Dan rupanya teori tentang nafs/jiwa masih belum tuntas karena filosof di belakang al-Kindi masih mempersoalkan. Dan yang terpenting menurut al-Kindi bagaimana menyempurnakan jiwa untuk memperoleh kebahagian tertinggi.
KESIMPULAN
Berdasarkan uraian di atas, maka penulis dapat menarik suatu kesimpulan sebagai berikut:
- Al-Kindi adalah seorang filosof muslim Yang pertama, (185 H.) yang meninggalkan 270 buah buku. Sekaligus dikenal sebagai filosof yang mengkompromikan Agama dan filsafat. Menurutnya bahwa Agama dan Filsafat tidaklah mungkin bertentangan, karena keduanya berasal dari Allah. Al-Qur’an sudah jelas kebenarannya secara langsung sebagai wahyu melalui Rasul-rasulnya, dan filsafat adalah hash dari upaya penghinaan akal secara maksimal sebagai potensi yang tidak dimiliki oleh makhluk lain. Jadi, apa yang dihasilkan oleh filsafat adalah kebenaran yang tidak bertentangan dengan Agama, selain itu, Allah telah menganjurkan kepada manusia untuk selalu menggunakan akalnya dalam mengamati fenomena alam, karena seseorang yang mampu menggunakan akalnya, pasti akan menemukan kekuasaan Allah yang sangat besar melalui alam ini.
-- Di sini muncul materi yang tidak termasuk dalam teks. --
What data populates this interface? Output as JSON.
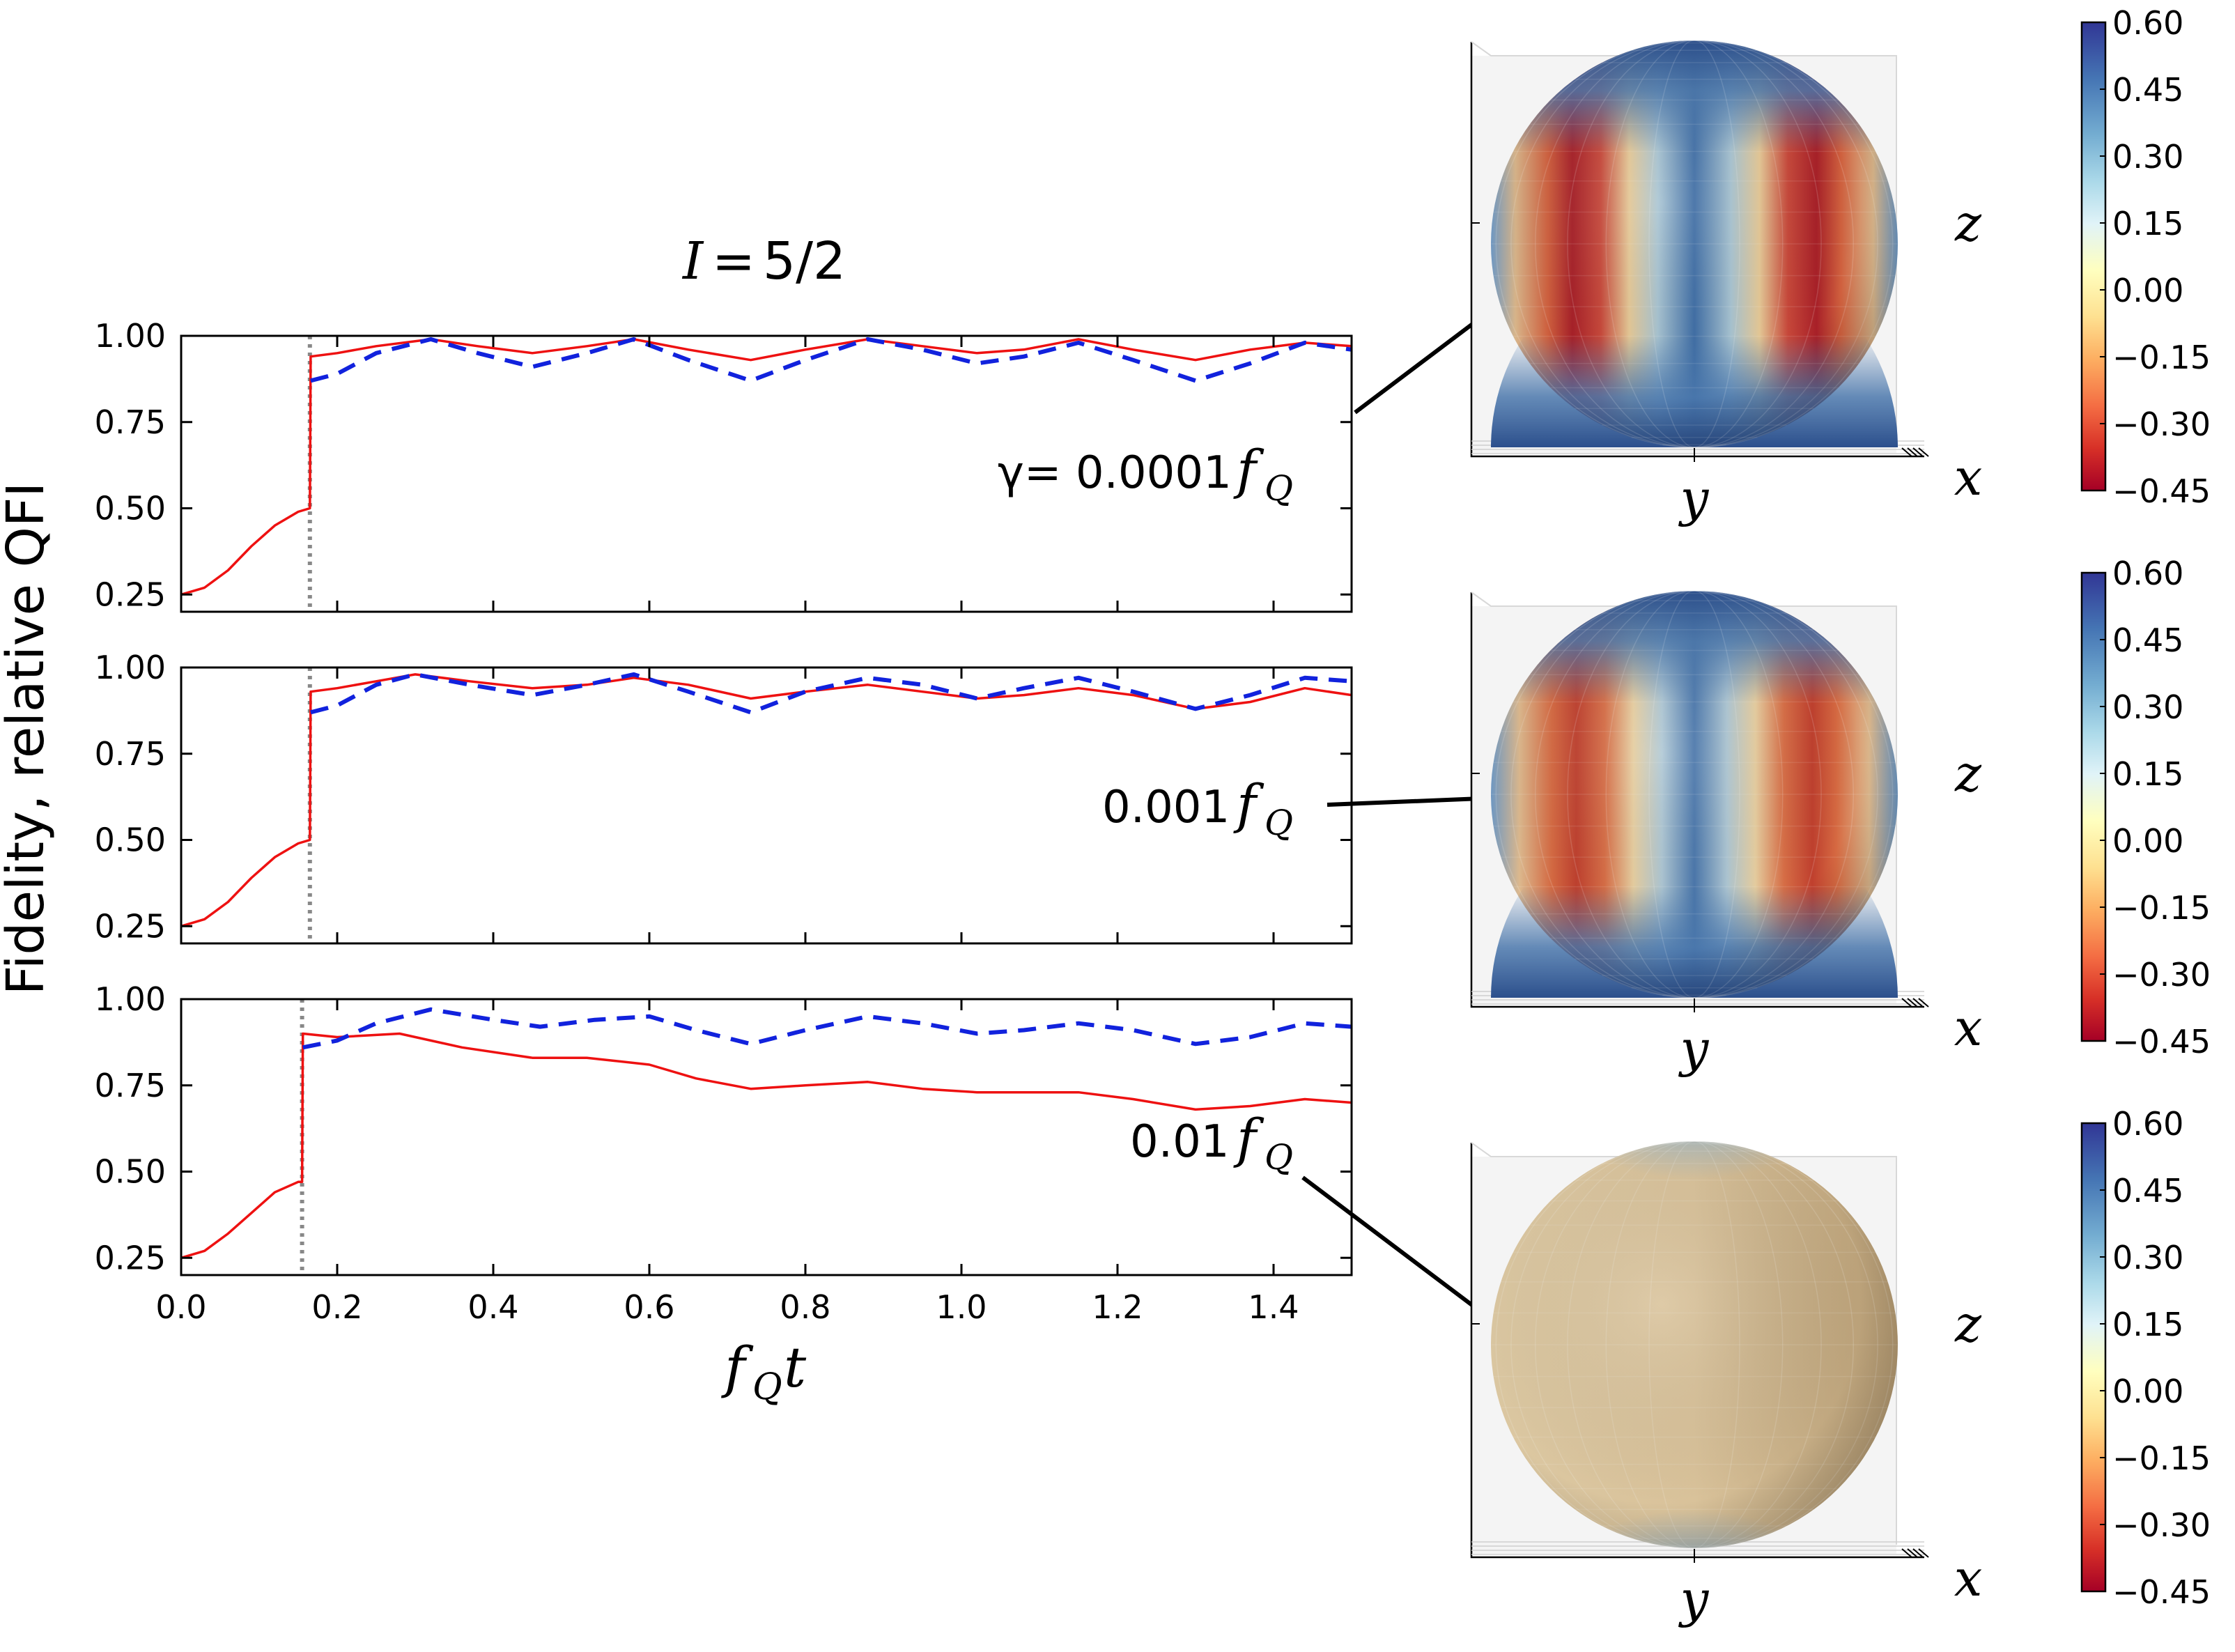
{
  "figure": {
    "title_math": "I",
    "title_eq": "=",
    "title_value": "5/2",
    "ylabel": "Fidelity, relative QFI",
    "xlabel_f": "f",
    "xlabel_sub": "Q",
    "xlabel_t": "t"
  },
  "colors": {
    "fidelity": "#ee1111",
    "qfi": "#1122dd",
    "marker": "#888888",
    "cmap": [
      "#a50026",
      "#d73027",
      "#f46d43",
      "#fdae61",
      "#fee090",
      "#ffffbf",
      "#e0f3f8",
      "#abd9e9",
      "#74add1",
      "#4575b4",
      "#313695"
    ]
  },
  "chart_data": [
    {
      "type": "line",
      "panel": "top",
      "gamma_label": "γ= 0.0001",
      "gamma_unit": "f",
      "gamma_sub": "Q",
      "marker_x": 0.165,
      "x_range": [
        0.0,
        1.5
      ],
      "ylim": [
        0.2,
        1.0
      ],
      "xticks": [
        "0.0",
        "0.2",
        "0.4",
        "0.6",
        "0.8",
        "1.0",
        "1.2",
        "1.4"
      ],
      "yticks": [
        "0.25",
        "0.50",
        "0.75",
        "1.00"
      ],
      "series": [
        {
          "name": "fidelity",
          "style": "solid",
          "x": [
            0.0,
            0.03,
            0.06,
            0.09,
            0.12,
            0.15,
            0.165,
            0.166,
            0.2,
            0.25,
            0.32,
            0.38,
            0.45,
            0.52,
            0.58,
            0.65,
            0.73,
            0.8,
            0.88,
            0.95,
            1.02,
            1.08,
            1.15,
            1.22,
            1.3,
            1.37,
            1.44,
            1.5
          ],
          "y": [
            0.25,
            0.27,
            0.32,
            0.39,
            0.45,
            0.49,
            0.5,
            0.94,
            0.95,
            0.97,
            0.99,
            0.97,
            0.95,
            0.97,
            0.99,
            0.96,
            0.93,
            0.96,
            0.99,
            0.97,
            0.95,
            0.96,
            0.99,
            0.96,
            0.93,
            0.96,
            0.98,
            0.97
          ]
        },
        {
          "name": "QFI",
          "style": "dashed",
          "x": [
            0.166,
            0.2,
            0.25,
            0.32,
            0.38,
            0.45,
            0.52,
            0.58,
            0.65,
            0.73,
            0.8,
            0.88,
            0.95,
            1.02,
            1.08,
            1.15,
            1.22,
            1.3,
            1.37,
            1.44,
            1.5
          ],
          "y": [
            0.87,
            0.89,
            0.95,
            0.99,
            0.95,
            0.91,
            0.95,
            0.99,
            0.93,
            0.87,
            0.93,
            0.99,
            0.96,
            0.92,
            0.94,
            0.98,
            0.93,
            0.87,
            0.92,
            0.98,
            0.96
          ]
        }
      ]
    },
    {
      "type": "line",
      "panel": "middle",
      "gamma_label": "0.001",
      "gamma_unit": "f",
      "gamma_sub": "Q",
      "marker_x": 0.165,
      "x_range": [
        0.0,
        1.5
      ],
      "ylim": [
        0.2,
        1.0
      ],
      "xticks": [
        "0.0",
        "0.2",
        "0.4",
        "0.6",
        "0.8",
        "1.0",
        "1.2",
        "1.4"
      ],
      "yticks": [
        "0.25",
        "0.50",
        "0.75",
        "1.00"
      ],
      "series": [
        {
          "name": "fidelity",
          "style": "solid",
          "x": [
            0.0,
            0.03,
            0.06,
            0.09,
            0.12,
            0.15,
            0.165,
            0.166,
            0.2,
            0.25,
            0.3,
            0.37,
            0.45,
            0.52,
            0.58,
            0.65,
            0.73,
            0.8,
            0.88,
            0.95,
            1.02,
            1.08,
            1.15,
            1.22,
            1.3,
            1.37,
            1.44,
            1.5
          ],
          "y": [
            0.25,
            0.27,
            0.32,
            0.39,
            0.45,
            0.49,
            0.5,
            0.93,
            0.94,
            0.96,
            0.98,
            0.96,
            0.94,
            0.95,
            0.97,
            0.95,
            0.91,
            0.93,
            0.95,
            0.93,
            0.91,
            0.92,
            0.94,
            0.92,
            0.88,
            0.9,
            0.94,
            0.92
          ]
        },
        {
          "name": "QFI",
          "style": "dashed",
          "x": [
            0.166,
            0.2,
            0.25,
            0.3,
            0.37,
            0.45,
            0.52,
            0.58,
            0.65,
            0.73,
            0.8,
            0.88,
            0.95,
            1.02,
            1.08,
            1.15,
            1.22,
            1.3,
            1.37,
            1.44,
            1.5
          ],
          "y": [
            0.87,
            0.89,
            0.95,
            0.98,
            0.95,
            0.92,
            0.95,
            0.98,
            0.93,
            0.87,
            0.93,
            0.97,
            0.95,
            0.91,
            0.94,
            0.97,
            0.93,
            0.88,
            0.92,
            0.97,
            0.96
          ]
        }
      ]
    },
    {
      "type": "line",
      "panel": "bottom",
      "gamma_label": "0.01",
      "gamma_unit": "f",
      "gamma_sub": "Q",
      "marker_x": 0.155,
      "x_range": [
        0.0,
        1.5
      ],
      "ylim": [
        0.2,
        1.0
      ],
      "xticks": [
        "0.0",
        "0.2",
        "0.4",
        "0.6",
        "0.8",
        "1.0",
        "1.2",
        "1.4"
      ],
      "yticks": [
        "0.25",
        "0.50",
        "0.75",
        "1.00"
      ],
      "series": [
        {
          "name": "fidelity",
          "style": "solid",
          "x": [
            0.0,
            0.03,
            0.06,
            0.09,
            0.12,
            0.15,
            0.155,
            0.156,
            0.2,
            0.28,
            0.36,
            0.45,
            0.52,
            0.6,
            0.66,
            0.73,
            0.8,
            0.88,
            0.95,
            1.02,
            1.08,
            1.15,
            1.22,
            1.3,
            1.37,
            1.44,
            1.5
          ],
          "y": [
            0.25,
            0.27,
            0.32,
            0.38,
            0.44,
            0.47,
            0.47,
            0.9,
            0.89,
            0.9,
            0.86,
            0.83,
            0.83,
            0.81,
            0.77,
            0.74,
            0.75,
            0.76,
            0.74,
            0.73,
            0.73,
            0.73,
            0.71,
            0.68,
            0.69,
            0.71,
            0.7
          ]
        },
        {
          "name": "QFI",
          "style": "dashed",
          "x": [
            0.156,
            0.2,
            0.25,
            0.32,
            0.4,
            0.46,
            0.53,
            0.6,
            0.66,
            0.73,
            0.8,
            0.88,
            0.95,
            1.02,
            1.08,
            1.15,
            1.22,
            1.3,
            1.37,
            1.44,
            1.5
          ],
          "y": [
            0.86,
            0.88,
            0.93,
            0.97,
            0.94,
            0.92,
            0.94,
            0.95,
            0.91,
            0.87,
            0.91,
            0.95,
            0.93,
            0.9,
            0.91,
            0.93,
            0.91,
            0.87,
            0.89,
            0.93,
            0.92
          ]
        }
      ]
    },
    {
      "type": "heatmap",
      "panel": "sphere-1",
      "pattern": "strong-lobes",
      "axes": {
        "y": "y",
        "x": "x",
        "z": "z"
      },
      "colorbar": {
        "ticks": [
          "0.60",
          "0.45",
          "0.30",
          "0.15",
          "0.00",
          "−0.15",
          "−0.30",
          "−0.45"
        ],
        "range": [
          -0.45,
          0.6
        ]
      }
    },
    {
      "type": "heatmap",
      "panel": "sphere-2",
      "pattern": "medium-lobes",
      "axes": {
        "y": "y",
        "x": "x",
        "z": "z"
      },
      "colorbar": {
        "ticks": [
          "0.60",
          "0.45",
          "0.30",
          "0.15",
          "0.00",
          "−0.15",
          "−0.30",
          "−0.45"
        ],
        "range": [
          -0.45,
          0.6
        ]
      }
    },
    {
      "type": "heatmap",
      "panel": "sphere-3",
      "pattern": "washed-out",
      "axes": {
        "y": "y",
        "x": "x",
        "z": "z"
      },
      "colorbar": {
        "ticks": [
          "0.60",
          "0.45",
          "0.30",
          "0.15",
          "0.00",
          "−0.15",
          "−0.30",
          "−0.45"
        ],
        "range": [
          -0.45,
          0.6
        ]
      }
    }
  ]
}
- Dalam filsafat ketuhanan al-Kindi, dijelaskan bahwa Tuhan adalah wujud yang sempurna dan tidak didahului wujud apapun. Pada hakikatnya pandangan ini, dianut semua. para filosof muslim sebelum dan sesudahnya. Namun ada penjelasan al-Kindi yang menarik dalam menjelaskan tentang wujud Tuhan. Menurutnya, Tuhan tidak mempunyai hakikat dalam arti ainiah atau mahiyah (universal). Tuhan tidak ainiyah, karena Ia tidak termasuk bends yang tersusun, bahkan Ia penyebab adanya benda. Tuhan tidak mempunyai hakikat dalam bentuk mahiyah, karena Tuhan bukan jenis atau species. Tuhan hanya satu dan tidak ada yang serupa dengannya. Tuhan adalah al-Haq al-Awwal dan Ia semata-mata satu.
- Filsafat jiwa pada dasarnya tidak terlalu jauh memberikan komentar, karena ia mengacu pada firman Allah yang mengatakan bahwa “roh adalah urusan Tuhan”. Namun al-Kindi menjelaskan bahwa roh itu, sempurna dan mulia, karena rah adalah substansi Tuhan. Selanjutnya Al-Kindi menganalogikan hubungan Tuhan dengan roh dengan mengatakan bahwa Tuhan dengan roh adalah dengan hubungan matahari dengan cahayanya. Roh juga pada hakikatnya kekal dan tidak hancur, karena ia adalah cahaya yang dipancarkan oleh Allah.